There, LeVine manages to escape his captors, and—disguised in a hideous toupee—commences to snoop. He realizes how deep in trouble he is when he sees Lucky Luciano gambling in a casino. The putatively persona non grata mobster, and Lansky’s wingman—deported to Italy back in 1946—is in the country illegally, and without a doubt is conniving with both Lansky and NBC’s Aaron. After Barbara shows up in Sin City herself, she and LeVine grab Toscanini and then negotiate a cross-country obstacle course to get the genuine Maestro back to New York, and safety.

Released in 2001, this third installment in the LeVine series was a definite late-comer, arriving in bookstores 26 years after the publication of Hollywood and Levine. No doubt that delay was due to Bergman’s intense work schedule as a Hollywood screenwriter and director. His film credits include Blazing Saddles, The Freshman, and Honeymoon in Vegas.

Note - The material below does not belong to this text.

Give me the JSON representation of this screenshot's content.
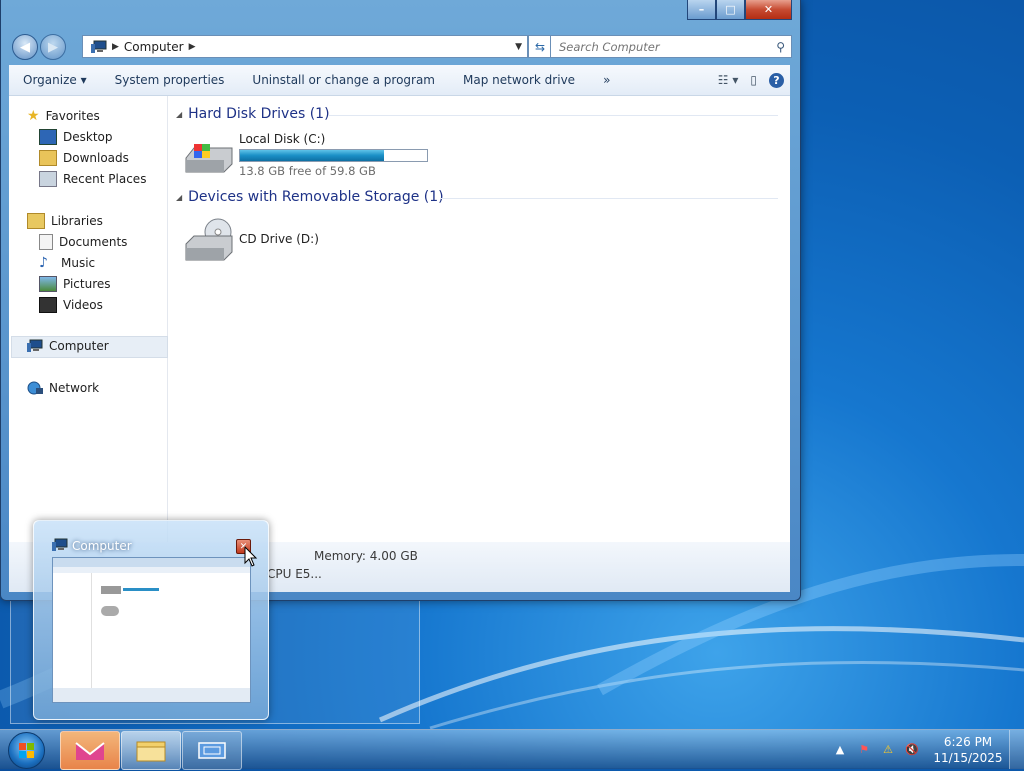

Whether the now 75-year-old Bergman will ever offer up a fourth LeVine yarn is anybody’s guess. Perhaps he’s sequestered Jack in some literary Witness Protection Program until it’s safe for him to emerge once more. After all, in Tender Is LeVine, that Jewish gumshoe managed to foil the grand plans of the most powerful criminals in the world and, at the end of the book, reached an unspoken and undefined détente with them. But isn’t two decades of his silence long enough? With the world as crazy as it is these days, it would seem an excellent time for Bergman to bring Jack LeVine out of the shadows and back onto the gritty streets of Gotham.